Tous les banquiers qui frôlent sa tente ne soutiennent pourtant pas ces Indignés qui critiquent ces « Hedge Funds qui se font du profit sur le dos de la Grèce », comme l’indique une pancarte. Si la plupart d’entre eux refusent de donner leur avis, ceux qui le font comme Robert ne sont pas tendres. « Ils simplifient tout et se trompent de cible : ce sont les politiciens qui ont forcé les banques à prêter à tour de bras, en gardant les taux d’intérêts bas et en réduisant les critères d’acceptation des crédits car ils voulaient que tout le monde devienne propriétaire. Nous, banquiers, ne sommes que les outils de leur politique. »

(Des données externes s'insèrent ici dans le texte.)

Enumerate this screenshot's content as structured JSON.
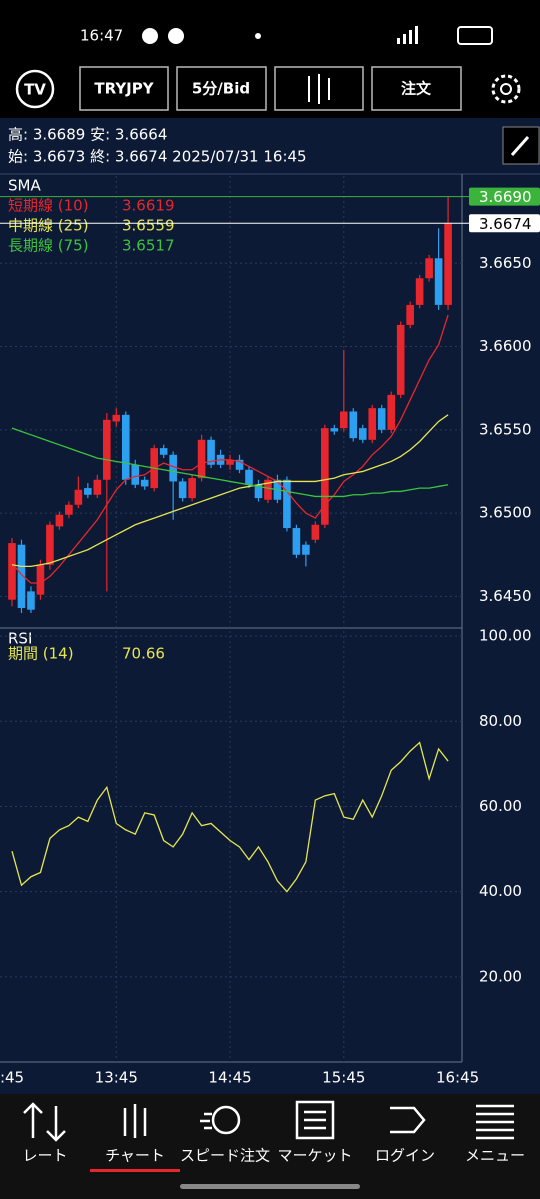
{
  "status_bar": {
    "time": "16:47"
  },
  "toolbar": {
    "symbol": "TRYJPY",
    "interval": "5分/Bid",
    "order": "注文"
  },
  "info": {
    "line1": "高: 3.6689 安: 3.6664",
    "line2": "始: 3.6673 終: 3.6674 2025/07/31 16:45"
  },
  "chart_data": [
    {
      "type": "candlestick",
      "title": "SMA",
      "up_color": "#e8262d",
      "down_color": "#2d9ff0",
      "open": [
        3.6448,
        3.6481,
        3.6453,
        3.6451,
        3.6469,
        3.6492,
        3.6499,
        3.6505,
        3.6515,
        3.6511,
        3.652,
        3.6555,
        3.6559,
        3.6529,
        3.652,
        3.6515,
        3.6539,
        3.6535,
        3.6519,
        3.6509,
        3.6521,
        3.6544,
        3.6535,
        3.6529,
        3.6532,
        3.6526,
        3.6517,
        3.6508,
        3.652,
        3.652,
        3.6491,
        3.6481,
        3.6484,
        3.6493,
        3.6551,
        3.6551,
        3.6561,
        3.6551,
        3.6544,
        3.6563,
        3.655,
        3.6571,
        3.6613,
        3.6625,
        3.6641,
        3.6653,
        3.6625
      ],
      "high": [
        3.6485,
        3.6484,
        3.6456,
        3.6472,
        3.6495,
        3.6501,
        3.6507,
        3.6522,
        3.6518,
        3.6523,
        3.656,
        3.6563,
        3.6561,
        3.6532,
        3.6522,
        3.6541,
        3.6541,
        3.6537,
        3.6521,
        3.6523,
        3.6547,
        3.6546,
        3.6538,
        3.6535,
        3.6535,
        3.6528,
        3.652,
        3.6522,
        3.6523,
        3.6522,
        3.6493,
        3.6483,
        3.6495,
        3.6553,
        3.6553,
        3.6598,
        3.6563,
        3.6553,
        3.6565,
        3.6565,
        3.6573,
        3.6615,
        3.6627,
        3.6643,
        3.6655,
        3.6671,
        3.669
      ],
      "low": [
        3.6444,
        3.644,
        3.644,
        3.6448,
        3.6466,
        3.649,
        3.6497,
        3.6503,
        3.6509,
        3.6509,
        3.6453,
        3.6552,
        3.6517,
        3.6515,
        3.6514,
        3.6513,
        3.6533,
        3.6496,
        3.6507,
        3.6507,
        3.6519,
        3.6527,
        3.6527,
        3.6526,
        3.6524,
        3.6515,
        3.6507,
        3.6506,
        3.6506,
        3.6489,
        3.6473,
        3.6468,
        3.6482,
        3.6491,
        3.6547,
        3.6549,
        3.6543,
        3.6542,
        3.6542,
        3.6548,
        3.6548,
        3.6569,
        3.6611,
        3.6623,
        3.6639,
        3.6622,
        3.6622
      ],
      "close": [
        3.6482,
        3.6443,
        3.6442,
        3.6469,
        3.6493,
        3.6499,
        3.6505,
        3.6514,
        3.6511,
        3.652,
        3.6556,
        3.6559,
        3.652,
        3.6517,
        3.6516,
        3.6539,
        3.6535,
        3.6519,
        3.6509,
        3.6521,
        3.6544,
        3.6529,
        3.6529,
        3.6532,
        3.6526,
        3.6517,
        3.6509,
        3.652,
        3.6508,
        3.6491,
        3.6475,
        3.6475,
        3.6493,
        3.6551,
        3.6549,
        3.6561,
        3.6545,
        3.6544,
        3.6563,
        3.655,
        3.6571,
        3.6613,
        3.6625,
        3.6641,
        3.6653,
        3.6625,
        3.6674
      ],
      "series": [
        {
          "name": "短期線 (10)",
          "color": "#e8262d",
          "values": [
            3.647,
            3.6463,
            3.6458,
            3.6458,
            3.6462,
            3.6468,
            3.6475,
            3.6482,
            3.6489,
            3.6496,
            3.6505,
            3.6514,
            3.652,
            3.6522,
            3.6523,
            3.6527,
            3.653,
            3.6528,
            3.6526,
            3.6526,
            3.653,
            3.6531,
            3.6532,
            3.6532,
            3.6531,
            3.6528,
            3.6525,
            3.6522,
            3.6519,
            3.6513,
            3.6506,
            3.65,
            3.6497,
            3.6505,
            3.6511,
            3.6519,
            3.6523,
            3.6528,
            3.6535,
            3.654,
            3.6546,
            3.6556,
            3.6568,
            3.658,
            3.6592,
            3.6601,
            3.6619
          ]
        },
        {
          "name": "中期線 (25)",
          "color": "#e6e650",
          "values": [
            3.6469,
            3.6468,
            3.6468,
            3.6469,
            3.647,
            3.6472,
            3.6474,
            3.6476,
            3.6478,
            3.6481,
            3.6484,
            3.6487,
            3.649,
            3.6493,
            3.6495,
            3.6497,
            3.6499,
            3.6501,
            3.6503,
            3.6505,
            3.6507,
            3.6509,
            3.6511,
            3.6513,
            3.6515,
            3.6516,
            3.6517,
            3.6518,
            3.6519,
            3.6519,
            3.6519,
            3.6519,
            3.6519,
            3.652,
            3.6521,
            3.6523,
            3.6524,
            3.6525,
            3.6527,
            3.6529,
            3.6531,
            3.6534,
            3.6538,
            3.6543,
            3.6549,
            3.6555,
            3.6559
          ]
        },
        {
          "name": "長期線 (75)",
          "color": "#3cc43c",
          "values": [
            3.6551,
            3.6549,
            3.6547,
            3.6545,
            3.6543,
            3.6541,
            3.6539,
            3.6537,
            3.6535,
            3.6533,
            3.6532,
            3.6531,
            3.653,
            3.6529,
            3.6528,
            3.6527,
            3.6526,
            3.6525,
            3.6524,
            3.6523,
            3.6522,
            3.6521,
            3.652,
            3.6519,
            3.6518,
            3.6517,
            3.6516,
            3.6515,
            3.6514,
            3.6513,
            3.6512,
            3.6511,
            3.651,
            3.651,
            3.651,
            3.651,
            3.6511,
            3.6511,
            3.6512,
            3.6512,
            3.6513,
            3.6513,
            3.6514,
            3.6515,
            3.6515,
            3.6516,
            3.6517
          ]
        }
      ],
      "price_lines": [
        {
          "value": 3.669,
          "label": "3.6690",
          "color": "#3cb43c"
        },
        {
          "value": 3.6674,
          "label": "3.6674",
          "color": "#ffffff"
        }
      ],
      "ylim": [
        3.6431,
        3.67
      ],
      "yticks": [
        {
          "value": 3.665,
          "label": "3.6650"
        },
        {
          "value": 3.66,
          "label": "3.6600"
        },
        {
          "value": 3.655,
          "label": "3.6550"
        },
        {
          "value": 3.65,
          "label": "3.6500"
        },
        {
          "value": 3.645,
          "label": "3.6450"
        }
      ],
      "xticks": [
        {
          "value": -1,
          "label": ":45"
        },
        {
          "value": 11,
          "label": "13:45"
        },
        {
          "value": 23,
          "label": "14:45"
        },
        {
          "value": 35,
          "label": "15:45"
        },
        {
          "value": 47,
          "label": "16:45"
        }
      ]
    },
    {
      "type": "line",
      "title": "RSI",
      "series": [
        {
          "name": "期間 (14)",
          "color": "#e6e650",
          "values": [
            49.5,
            41.5,
            43.5,
            44.5,
            52.5,
            54.5,
            55.5,
            57.5,
            56.5,
            61.5,
            64.5,
            56.0,
            54.5,
            53.5,
            58.5,
            58.0,
            52.0,
            50.5,
            53.5,
            58.5,
            55.5,
            56.0,
            54.0,
            52.0,
            50.5,
            47.5,
            50.5,
            47.0,
            42.5,
            40.0,
            43.0,
            47.0,
            61.5,
            62.5,
            63.0,
            57.5,
            57.0,
            61.5,
            57.5,
            62.5,
            68.5,
            70.5,
            73.0,
            75.0,
            66.5,
            73.5,
            70.66
          ]
        }
      ],
      "ylim": [
        0,
        101.9
      ],
      "yticks": [
        {
          "value": 100,
          "label": "100.00"
        },
        {
          "value": 80,
          "label": "80.00"
        },
        {
          "value": 60,
          "label": "60.00"
        },
        {
          "value": 40,
          "label": "40.00"
        },
        {
          "value": 20,
          "label": "20.00"
        }
      ]
    }
  ],
  "nav": [
    "レート",
    "チャート",
    "スピード注文",
    "マーケット",
    "ログイン",
    "メニュー"
  ]
}
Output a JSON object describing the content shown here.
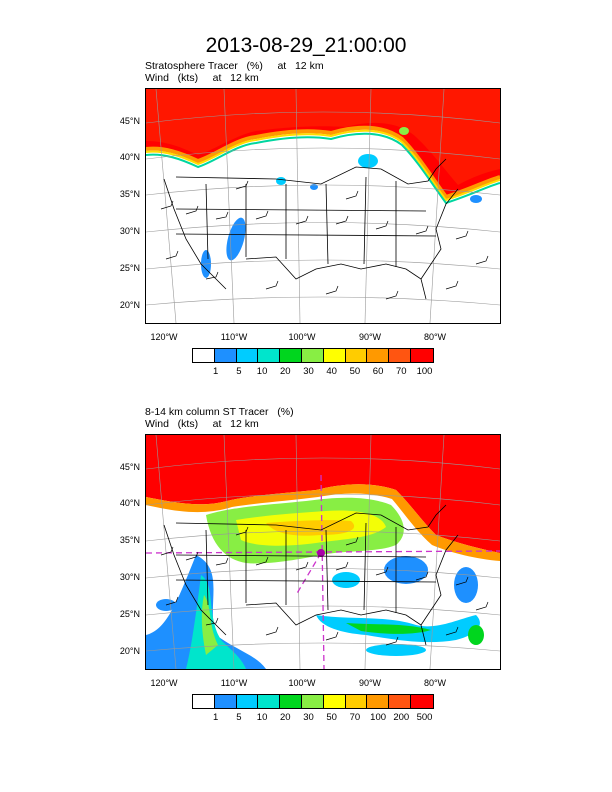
{
  "title": "2013-08-29_21:00:00",
  "colors": [
    "#ffffff",
    "#1e90ff",
    "#00ccff",
    "#00e5cc",
    "#00d61e",
    "#88ee44",
    "#ffff00",
    "#ffcc00",
    "#ff9900",
    "#ff5511",
    "#ff0000"
  ],
  "panel1": {
    "line1": "Stratosphere Tracer   (%)     at   12 km",
    "line2": "Wind   (kts)     at   12 km",
    "lat_labels": [
      "45°N",
      "40°N",
      "35°N",
      "30°N",
      "25°N",
      "20°N"
    ],
    "lon_labels": [
      "120°W",
      "110°W",
      "100°W",
      "90°W",
      "80°W"
    ],
    "colorbar_labels": [
      "1",
      "5",
      "10",
      "20",
      "30",
      "40",
      "50",
      "60",
      "70",
      "100"
    ]
  },
  "panel2": {
    "line1": "8-14 km column ST Tracer   (%)",
    "line2": "Wind   (kts)     at   12 km",
    "lat_labels": [
      "45°N",
      "40°N",
      "35°N",
      "30°N",
      "25°N",
      "20°N"
    ],
    "lon_labels": [
      "120°W",
      "110°W",
      "100°W",
      "90°W",
      "80°W"
    ],
    "colorbar_labels": [
      "1",
      "5",
      "10",
      "20",
      "30",
      "50",
      "70",
      "100",
      "200",
      "500"
    ]
  }
}
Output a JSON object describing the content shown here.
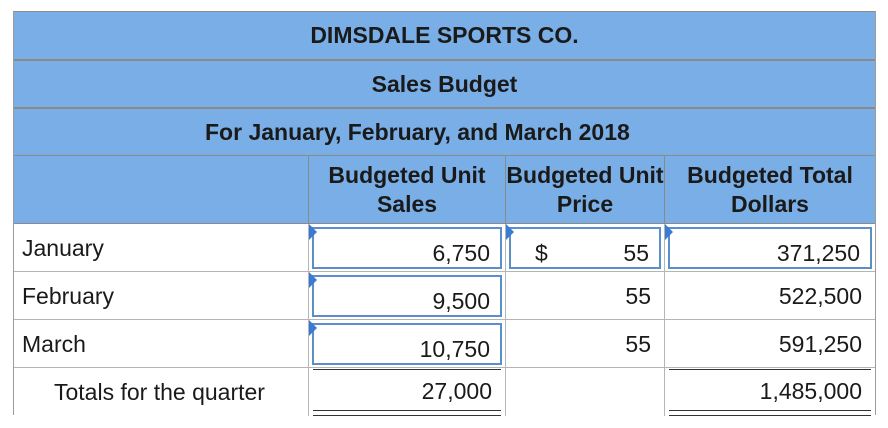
{
  "header": {
    "company": "DIMSDALE SPORTS CO.",
    "title": "Sales Budget",
    "period": "For January, February, and March 2018"
  },
  "columns": {
    "units": "Budgeted Unit Sales",
    "price": "Budgeted Unit Price",
    "total": "Budgeted Total Dollars"
  },
  "rows": [
    {
      "label": "January",
      "units": "6,750",
      "currency": "$",
      "price": "55",
      "total": "371,250"
    },
    {
      "label": "February",
      "units": "9,500",
      "price": "55",
      "total": "522,500"
    },
    {
      "label": "March",
      "units": "10,750",
      "price": "55",
      "total": "591,250"
    }
  ],
  "totals": {
    "label": "Totals for the quarter",
    "units": "27,000",
    "total": "1,485,000"
  },
  "colors": {
    "header_fill": "#7aaee6",
    "input_border": "#5b8fc9",
    "flag": "#3a7bd5"
  }
}
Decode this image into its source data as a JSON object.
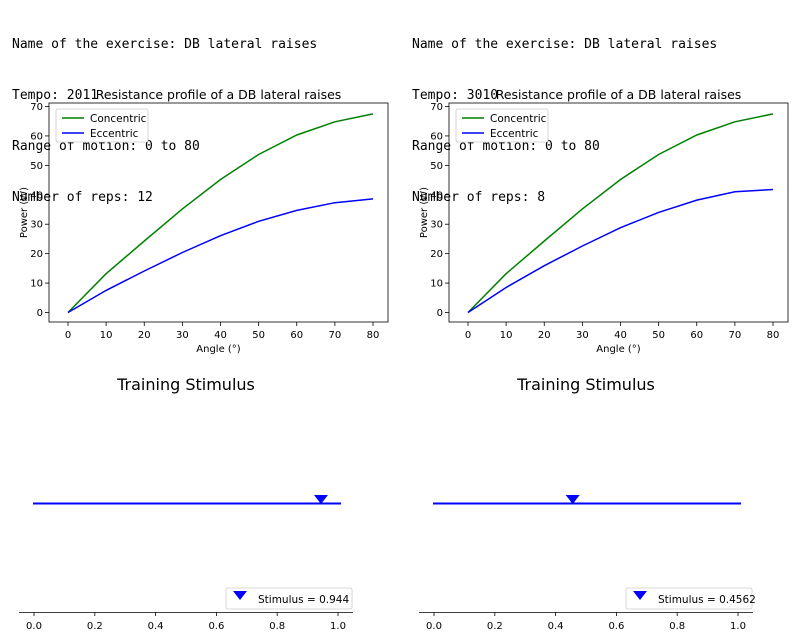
{
  "panels": [
    {
      "exercise_line": "Name of the exercise: DB lateral raises",
      "tempo_line": "Tempo: 2011",
      "range_line": "Range of motion: 0 to 80",
      "reps_line": "Number of reps: 12",
      "stimulus_label": "Stimulus = 0.944"
    },
    {
      "exercise_line": "Name of the exercise: DB lateral raises",
      "tempo_line": "Tempo: 3010",
      "range_line": "Range of motion: 0 to 80",
      "reps_line": "Number of reps: 8",
      "stimulus_label": "Stimulus = 0.4562"
    }
  ],
  "colors": {
    "concentric": "#008000",
    "eccentric": "#0000ff",
    "stimulus": "#0000ff"
  },
  "chart_data": [
    {
      "type": "line",
      "title": "Resistance profile of a DB lateral raises",
      "xlabel": "Angle (°)",
      "ylabel": "Power (W)",
      "xlim": [
        0,
        80
      ],
      "ylim": [
        0,
        70
      ],
      "xticks": [
        0,
        10,
        20,
        30,
        40,
        50,
        60,
        70,
        80
      ],
      "yticks": [
        0,
        10,
        20,
        30,
        40,
        50,
        60,
        70
      ],
      "legend": "top-left",
      "x": [
        0,
        10,
        20,
        30,
        40,
        50,
        60,
        70,
        80
      ],
      "series": [
        {
          "name": "Concentric",
          "values": [
            0,
            13.2,
            24.3,
            35.2,
            45.2,
            53.7,
            60.3,
            64.8,
            67.5
          ]
        },
        {
          "name": "Eccentric",
          "values": [
            0,
            7.5,
            14.1,
            20.4,
            26.1,
            31.0,
            34.7,
            37.3,
            38.6
          ]
        }
      ]
    },
    {
      "type": "line",
      "title": "Resistance profile of a DB lateral raises",
      "xlabel": "Angle (°)",
      "ylabel": "Power (W)",
      "xlim": [
        0,
        80
      ],
      "ylim": [
        0,
        70
      ],
      "xticks": [
        0,
        10,
        20,
        30,
        40,
        50,
        60,
        70,
        80
      ],
      "yticks": [
        0,
        10,
        20,
        30,
        40,
        50,
        60,
        70
      ],
      "legend": "top-left",
      "x": [
        0,
        10,
        20,
        30,
        40,
        50,
        60,
        70,
        80
      ],
      "series": [
        {
          "name": "Concentric",
          "values": [
            0,
            13.2,
            24.3,
            35.2,
            45.2,
            53.7,
            60.3,
            64.8,
            67.5
          ]
        },
        {
          "name": "Eccentric",
          "values": [
            0,
            8.5,
            15.9,
            22.6,
            28.8,
            34.0,
            38.2,
            41.0,
            41.8
          ]
        }
      ]
    },
    {
      "type": "scatter",
      "title": "Training Stimulus",
      "xlim": [
        0,
        1
      ],
      "xticks": [
        "0.0",
        "0.2",
        "0.4",
        "0.6",
        "0.8",
        "1.0"
      ],
      "series": [
        {
          "name": "Stimulus = 0.944",
          "values": [
            0.944
          ]
        }
      ]
    },
    {
      "type": "scatter",
      "title": "Training Stimulus",
      "xlim": [
        0,
        1
      ],
      "xticks": [
        "0.0",
        "0.2",
        "0.4",
        "0.6",
        "0.8",
        "1.0"
      ],
      "series": [
        {
          "name": "Stimulus = 0.4562",
          "values": [
            0.4562
          ]
        }
      ]
    }
  ]
}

Non loin de lui, le porte-parole de la cathédrale justifie au même moment le dépôt de la plainte contre les occupants, afin de « nous permettre d’être intégrés au processus et de négocier avec la municipalité ». Accroché non loin de lui, un panneau pose une question qui aurait pu lui être adressée : « Et que ferait Jésus ? »
p.15 entretien
avec Arnaud Zacharie
CONTEXTE
Le problème
Le 15 octobre dernier, des activistes, suivant les exemples de Madrid, Tel-Aviv ou New York, décident d’occuper une partie du centre-ville de la capitale financière européenne pour protester contre l’attitude des autorités face à la montée des inégalités. Repoussés par la police des abords de la Bourse, ils ont installé une cinquantaine de tentes autour de la cathédrale.
L’enjeu
Le doyen de Saint Paul a rapidement émis l’idée que la présence de ces visiteurs menaçait « la vie de la cathédrale » en lui faisant perdre 20.000 £ (23.500 euros) de revenus par jour. Leurs choix de fermer la cathédrale pour des raisons de sécurité et de se ranger derrière la Corporation de la City de Londres, la propriétaire des terrains, décidée à faire expulser les manifestants, ont finalement provoqué une scission au sein de son appareil. Deux des responsables de la cathédrale ont démissionné.
A suivre
La police doit déterminer si les Indignés posent un danger pour les riverains. Si tel est le cas, ils les expulseront. En parallèle, une action en justice à été lancée contre eux par la Corporation de la City de Londres et de la cathédrale pour obtenir leur expulsion. Son examen pourrait toutefois durer quelques mois.